Methodisch orientierte sich Geiger in seinen Ausführungen deutlich an David Friedrich Strauss und der Tübinger Schule, deren Repräsentanten die historisch-kritische Bibelwissenschaft vorantrieben. Ferdinand Christian Baur und seine Anhänger erforschten die Texte unabhängig von theologischen Überlegungen, als Tendenzschriften (mit einer Hermeneutik des Verdachts) und als Zeugen einer Auseinandersetzung zwischen Juden- und Heidenchristentum. Die Frage der Gründung des Christentums wurde zur entscheidenden Belastungsprobe, in der die Person des Paulus eine zentrale Rolle spielte.

Im Unterschied zu Baur ging Geiger so weit, dass er das Christentum als paulinische Schöpfung postulierte. Die Vertreter der Tübinger Schule hingegen sahen in ihm nur das Sprachrohr, der das in Jesus angelegte religiöse Bewusstsein jetzt zum Ausdruck bringen konnte. Die Tübinger Schule erkannte zwar die Bedeutung des Judentums für die Entstehung des Christentums, ohne aber antijüdische Vorurteile ganz abzulegen. Mit dem Aufstieg Albrecht Ritschls setzten sich diese vielmehr massiv durch. Jesus wurde nun erneut als radikaler Bruch mit dem Judentum gedeutet. Der historische Jesus müsste durch Glaubenszeugnisse verstanden werden, er hätte sich nicht für Gottes Sohn ausgeben können, wenn er nicht in diesem Verständnis zu Gott gestanden habe. Schleiermachers Unterscheidung zwischen dem Juden Jesus und dem von der Präsenz Gottes in ihm geprägten Christus ist die logische Konsequenz dieses Spagats.

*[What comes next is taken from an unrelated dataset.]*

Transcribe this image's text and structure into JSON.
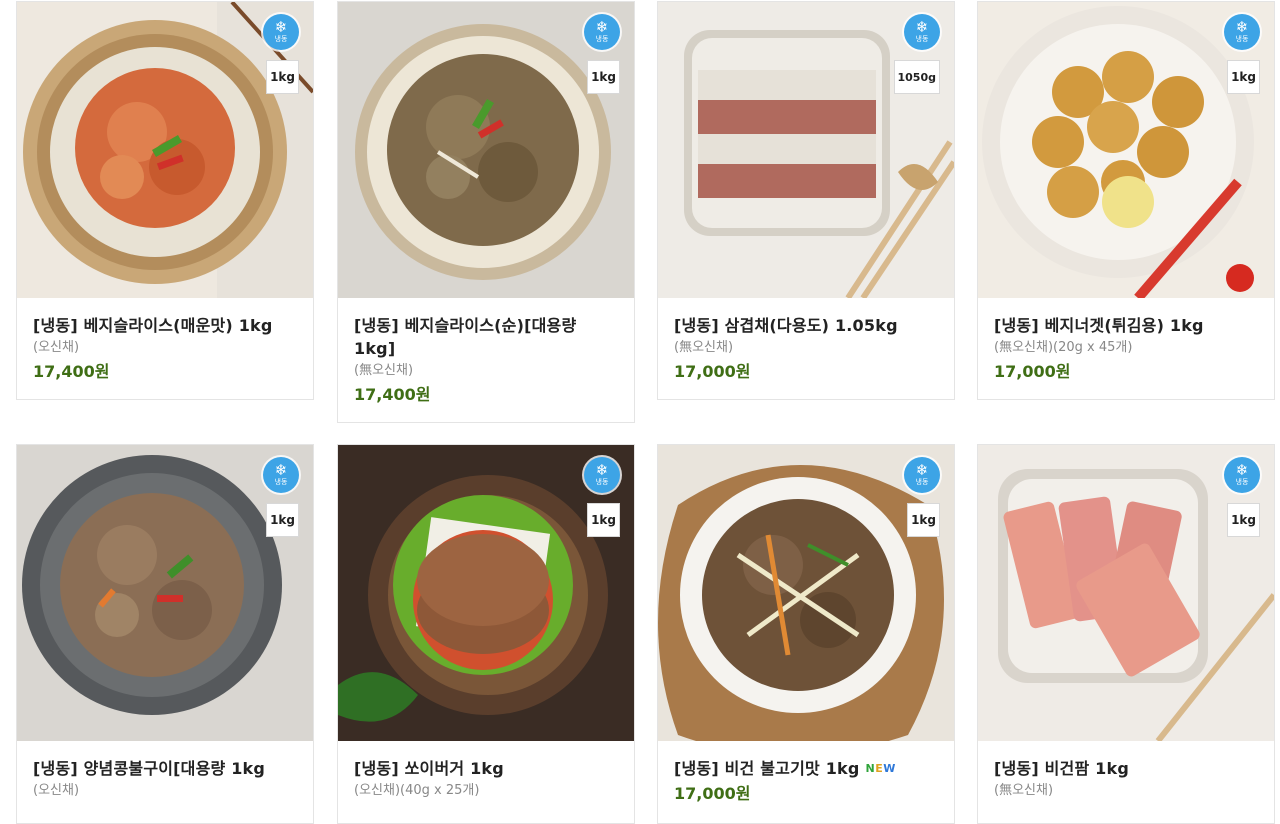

Geiger registrierte diese Ansichten, und sie verschärften seine Einstellung zum Christentum, wie sie seine Thesen zur Entstehung des Christentums beförderten, etwa in der Rolle des Paulus, die H. u. a. in Kapitel 6 nachzeichnet, in dem sie einen überaus lesenswerten Überblick über die christliche und jüdische Rezeption Jesu als Jude bietet und die "protestantische Flucht vor dem historischen Jesus" aufgrund der "theologischen Notwendigkeit einer göttlichen Gestalt im Zentrum der Jesusgeschichte" (263) und der Absicht, Geigers Ansichten von Jesus als ganz und gar jüdischem Menschen zurückzuweisen, darstellt. Nach Geiger hätte das Christentum zwar "Jesus zum Gegenstand, sei aber nicht mit dem Glauben Jesu identisch" (263).

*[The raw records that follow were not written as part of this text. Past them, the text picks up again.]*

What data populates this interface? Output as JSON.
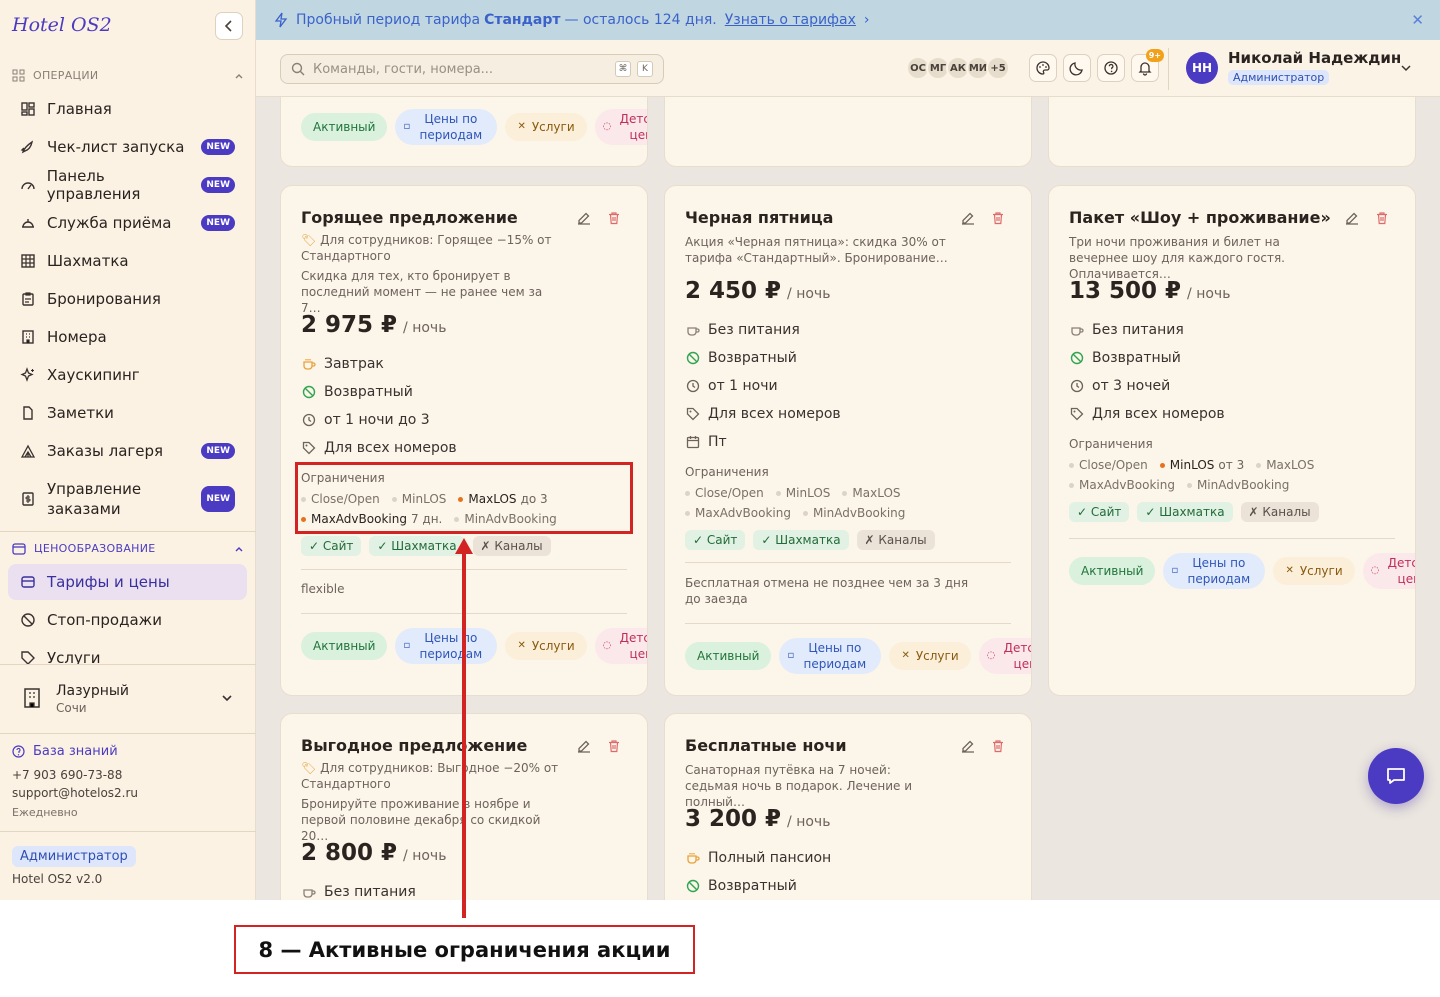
{
  "app": {
    "logo": "Hotel OS2"
  },
  "sidebar": {
    "sections": {
      "ops": "ОПЕРАЦИИ",
      "pricing": "ЦЕНООБРАЗОВАНИЕ"
    },
    "items": [
      {
        "label": "Главная"
      },
      {
        "label": "Чек-лист запуска",
        "badge": "NEW"
      },
      {
        "label": "Панель управления",
        "badge": "NEW"
      },
      {
        "label": "Служба приёма",
        "badge": "NEW"
      },
      {
        "label": "Шахматка"
      },
      {
        "label": "Бронирования"
      },
      {
        "label": "Номера"
      },
      {
        "label": "Хаускипинг"
      },
      {
        "label": "Заметки"
      },
      {
        "label": "Заказы лагеря",
        "badge": "NEW"
      },
      {
        "label": "Управление заказами",
        "badge": "NEW"
      },
      {
        "label": "Тарифы и цены"
      },
      {
        "label": "Стоп-продажи"
      },
      {
        "label": "Услуги"
      }
    ],
    "hotel": {
      "name": "Лазурный",
      "city": "Сочи"
    },
    "knowledge": "База знаний",
    "phone": "+7 903 690-73-88",
    "email": "support@hotelos2.ru",
    "schedule": "Ежедневно",
    "role": "Администратор",
    "version": "Hotel OS2 v2.0"
  },
  "banner": {
    "prefix": "Пробный период тарифа",
    "plan": "Стандарт",
    "suffix": "— осталось 124 дня.",
    "link": "Узнать о тарифах"
  },
  "topbar": {
    "search_placeholder": "Команды, гости, номера...",
    "kbd1": "⌘",
    "kbd2": "K",
    "avatars": [
      "ОС",
      "МГ",
      "АК",
      "МИ",
      "+5"
    ],
    "notif_count": "9+",
    "user": {
      "initials": "НН",
      "name": "Николай Надеждин",
      "role": "Администратор"
    }
  },
  "labels": {
    "restrictions": "Ограничения",
    "site": "✓ Сайт",
    "chess": "✓ Шахматка",
    "channels": "✗ Каналы",
    "active": "Активный",
    "periods": "Цены по периодам",
    "services": "Услуги",
    "kids": "Детские цены",
    "per_night": "/ ночь"
  },
  "cards": [
    {
      "title": "Горящее предложение",
      "staff": "Для сотрудников: Горящее −15% от Стандартного",
      "desc": "Скидка для тех, кто бронирует в последний момент — не ранее чем за 7…",
      "price": "2 975 ₽",
      "meal": "Завтрак",
      "refund": "Возвратный",
      "nights": "от 1 ночи до 3",
      "rooms": "Для всех номеров",
      "r": [
        {
          "n": "Close/Open"
        },
        {
          "n": "MinLOS"
        },
        {
          "n": "MaxLOS",
          "e": "до 3"
        },
        {
          "n": "MaxAdvBooking",
          "e": "7 дн."
        },
        {
          "n": "MinAdvBooking"
        }
      ],
      "note": "flexible"
    },
    {
      "title": "Черная пятница",
      "desc": "Акция «Черная пятница»: скидка 30% от тарифа «Стандартный». Бронирование…",
      "price": "2 450 ₽",
      "meal": "Без питания",
      "refund": "Возвратный",
      "nights": "от 1 ночи",
      "rooms": "Для всех номеров",
      "days": "Пт",
      "r": [
        {
          "n": "Close/Open"
        },
        {
          "n": "MinLOS"
        },
        {
          "n": "MaxLOS"
        },
        {
          "n": "MaxAdvBooking"
        },
        {
          "n": "MinAdvBooking"
        }
      ],
      "note": "Бесплатная отмена не позднее чем за 3 дня до заезда"
    },
    {
      "title": "Пакет «Шоу + проживание»",
      "desc": "Три ночи проживания и билет на вечернее шоу для каждого гостя. Оплачивается…",
      "price": "13 500 ₽",
      "meal": "Без питания",
      "refund": "Возвратный",
      "nights": "от 3 ночей",
      "rooms": "Для всех номеров",
      "r": [
        {
          "n": "Close/Open"
        },
        {
          "n": "MinLOS",
          "e": "от 3"
        },
        {
          "n": "MaxLOS"
        },
        {
          "n": "MaxAdvBooking"
        },
        {
          "n": "MinAdvBooking"
        }
      ]
    },
    {
      "title": "Выгодное предложение",
      "staff": "Для сотрудников: Выгодное −20% от Стандартного",
      "desc": "Бронируйте проживание в ноябре и первой половине декабря со скидкой 20…",
      "price": "2 800 ₽",
      "meal": "Без питания"
    },
    {
      "title": "Бесплатные ночи",
      "desc": "Санаторная путёвка на 7 ночей: седьмая ночь в подарок. Лечение и полный…",
      "price": "3 200 ₽",
      "meal": "Полный пансион",
      "refund": "Возвратный"
    }
  ],
  "annotation": {
    "caption": "8 — Активные ограничения акции"
  }
}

Kapitel 7 widmet sich weiter der Entstehung des Christentums und des wachsenden Einflusses, den das Christentum schließlich auch auf das Judentum ausübte. Kapitel 8 und ein Teil des Epilogs Kapitel 9 zeichnet in großer Kenntnis und mit viel Details den Einfluss Geigers auf jüdische und christliche Forscher nach. Während die jüdische Rezeption der Evangelien vor allem auf Geiger zurückgeht - leider erwähnt H. den Jesusroman von Schalom Asch hier nicht -, hat die christliche Theologie ihn zwar vielfach rezensiert, seine Folgerungen aber mehrheitlich abgelehnt. Dafür ist - so H. - die beharrliche negative Deutung des Judentums in der christlichen Theologie verantwortlich. Mehrheitlich wurde allerdings die Sadduzäerdeutung Geigers positiv übernommen. Unter den zahlreichen Beispielen der christlichen Rezipienten ragt Julius Wellhausen heraus, dessen Ablehnung der Thesen Geigers über die Pharisäer ein ideologisch gefärbtes Bild des Judentums zeigen, seine kritische Bewertung des Heranziehens der rabbinischen Quellen für das Judentum zur Zeit Jesu aber die bis heute geführte Diskussion wird.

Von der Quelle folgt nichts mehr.